Following up on last week’s post about Ohio’s absurd liquor laws, let me discuss some alcoholic beverage law issues from a perennial top performer in the silly state category, the Commonwealth of Massachusetts. I originally wrote about this in a newspaper column back when I was attending law school in 1998.
It was in that year that I found myself at Lanes-&-Games, a bowling establishment in Cambridge, Mass. I was enjoying a cold Bud Light and trying to show off my bowling prowess to classmates, silently weighing my chances of becoming a successful lawyer without learning golf.
A Lanes-&-Games employee broke my reverie by tapping me on the shoulder.
“You’re going to have to stay on the carpeted area with that,” he said, motioning to my Bud Light.
“What?” It sure didn’t sound like anything out of the bowling courtesy handbook – a book I nearly memorized as a high-school sophomore trying to dodge honest PE credit.
“State law,” he said solemnly, and then he was off to tell some more people to keep their beers off the wood.
Can’t drink beer in the bowling-alley area? Only over the carpet? How could that make any sense?
My finely tuned lawyer brain did the analysis. Every law is supposed to have a “rational basis.” So what was at work here?
Drunk people with 16-pound bowling balls can always be slightly dangerous. So could that be the justification? Well, it couldn’t be that, because making you sip your beer a few feet over wouldn’t stop that.
Hmmm. Maybe state-legislators were worried about people slipping on spilled beer as they are concentrating on their approach. But wait, it remained okay to drink non-alcoholic beverages over the wood. So it couldn’t be that either.
Having mulled it over, I figured the bowling-alley staffer really didn’t know what he was talking about. It couldn’t be a state law.
I mean, no legislature could be that wacky.
Right?
Then I looked it up:
M.G.L.A. 138 § 16D: SALE OF ALCOHOLIC BEVERAGES IN BOWLING ALLEYS.
No license for the sale of alcoholic beverages shall be granted for that portion of any building or premises licensed for the purpose of bowling, or any game similar thereto regardless of its designation.

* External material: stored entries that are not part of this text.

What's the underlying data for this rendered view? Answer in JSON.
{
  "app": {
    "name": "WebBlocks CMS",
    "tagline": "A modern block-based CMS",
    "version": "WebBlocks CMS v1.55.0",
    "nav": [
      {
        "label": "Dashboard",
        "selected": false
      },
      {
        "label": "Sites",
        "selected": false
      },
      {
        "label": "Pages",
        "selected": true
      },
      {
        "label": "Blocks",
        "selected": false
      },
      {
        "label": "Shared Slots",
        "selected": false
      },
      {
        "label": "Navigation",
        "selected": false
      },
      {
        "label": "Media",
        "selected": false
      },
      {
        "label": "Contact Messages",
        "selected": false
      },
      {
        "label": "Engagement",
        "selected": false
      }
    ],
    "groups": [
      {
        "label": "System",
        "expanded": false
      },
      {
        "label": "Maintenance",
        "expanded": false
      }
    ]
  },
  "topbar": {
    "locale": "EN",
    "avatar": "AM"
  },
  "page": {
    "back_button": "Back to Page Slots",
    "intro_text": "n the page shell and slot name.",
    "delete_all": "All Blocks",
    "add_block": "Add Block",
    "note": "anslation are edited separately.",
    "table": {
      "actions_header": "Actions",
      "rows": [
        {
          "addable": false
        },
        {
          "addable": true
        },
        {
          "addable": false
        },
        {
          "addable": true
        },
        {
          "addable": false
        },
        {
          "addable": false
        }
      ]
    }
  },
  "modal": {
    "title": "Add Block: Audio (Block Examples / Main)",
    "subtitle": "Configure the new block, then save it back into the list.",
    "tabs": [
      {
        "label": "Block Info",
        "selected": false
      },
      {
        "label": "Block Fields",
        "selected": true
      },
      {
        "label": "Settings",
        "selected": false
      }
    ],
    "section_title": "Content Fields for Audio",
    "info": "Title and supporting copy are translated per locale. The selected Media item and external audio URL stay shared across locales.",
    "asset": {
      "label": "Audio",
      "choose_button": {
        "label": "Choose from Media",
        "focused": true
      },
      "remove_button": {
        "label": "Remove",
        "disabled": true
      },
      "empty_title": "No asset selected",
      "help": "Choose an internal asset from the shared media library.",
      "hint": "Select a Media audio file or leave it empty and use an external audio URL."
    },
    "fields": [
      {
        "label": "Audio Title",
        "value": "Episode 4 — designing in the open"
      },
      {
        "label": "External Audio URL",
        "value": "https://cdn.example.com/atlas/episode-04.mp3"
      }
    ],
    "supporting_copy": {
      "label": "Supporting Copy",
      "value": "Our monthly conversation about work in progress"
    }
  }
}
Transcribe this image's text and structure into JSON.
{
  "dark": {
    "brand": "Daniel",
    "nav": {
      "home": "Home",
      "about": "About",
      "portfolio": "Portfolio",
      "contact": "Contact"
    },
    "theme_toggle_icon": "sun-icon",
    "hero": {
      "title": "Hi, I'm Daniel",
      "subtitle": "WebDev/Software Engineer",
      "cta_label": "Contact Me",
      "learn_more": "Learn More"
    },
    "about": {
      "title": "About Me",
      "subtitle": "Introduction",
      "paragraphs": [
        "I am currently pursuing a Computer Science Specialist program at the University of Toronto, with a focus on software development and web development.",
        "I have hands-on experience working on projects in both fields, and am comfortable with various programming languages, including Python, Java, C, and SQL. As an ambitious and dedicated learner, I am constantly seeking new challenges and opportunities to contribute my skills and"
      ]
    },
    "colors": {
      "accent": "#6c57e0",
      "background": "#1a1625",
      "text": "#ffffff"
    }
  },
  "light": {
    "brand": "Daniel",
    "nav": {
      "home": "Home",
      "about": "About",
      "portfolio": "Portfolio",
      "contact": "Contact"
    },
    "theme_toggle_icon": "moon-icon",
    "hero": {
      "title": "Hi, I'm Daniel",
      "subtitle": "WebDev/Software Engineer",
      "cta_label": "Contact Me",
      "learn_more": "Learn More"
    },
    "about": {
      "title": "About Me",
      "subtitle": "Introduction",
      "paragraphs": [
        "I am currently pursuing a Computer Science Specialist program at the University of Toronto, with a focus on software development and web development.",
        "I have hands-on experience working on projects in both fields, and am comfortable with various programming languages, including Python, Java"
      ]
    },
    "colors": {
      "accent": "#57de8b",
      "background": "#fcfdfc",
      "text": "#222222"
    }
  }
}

Wow. Well, maybe this was a remnant of the aftermath of prohibition. I looked to see what year the law was added.
1962.
More like the aftermath of Sputnik.
Notice the law’s ingenious drafting. The “regardless of its designation” clause would deftly defeat a clever lawyer-crafted end-around of calling the game “schmowling.”
Now, many of you may be saying to yourselves, “What about my constitutionally protected right to bowl?”
That’s an excellent question. And, believe it or not, the Commonwealth’s highest court addressed that issue.
In Marchesi v. Selectmen of Winchester, 312 Mass. 28, 30, 42 N.E.2d 817 (1942), the Massachusetts Supreme Judicial Court observed:
It has long been recognized in this Commonwealth that the keeping of premises for a public bowling alley may be forbidden or permitted under such supervision and control as the Legislature deems appropriate and necessary to protect the public safety, health and morals, so that such a place will not become a source of annoyance and disturbance to the public or a menace to the peace and good order of a community.
Now here’s the really exciting part. After I made the above observations in my law school’s student newspaper, the Massachusetts legislature repealed the law! They took it off the books in 2000.
So I’m going to go ahead and claim credit for that one. Maybe, a couple of years from now, we’ll find out that Ohio couldn’t bear the weight of my sarcasm, and they too will clean up their act.
In the meantime, I hope you Massachusetts readers will go to a nearby bowling center, drink a beer or other alcoholic beverage seated right there at the scoring table, and toast your intrepid blogger for making a positive change in our society.
One of these days I will tell you the sad tale of how I am the unrecognized inventor of street luge.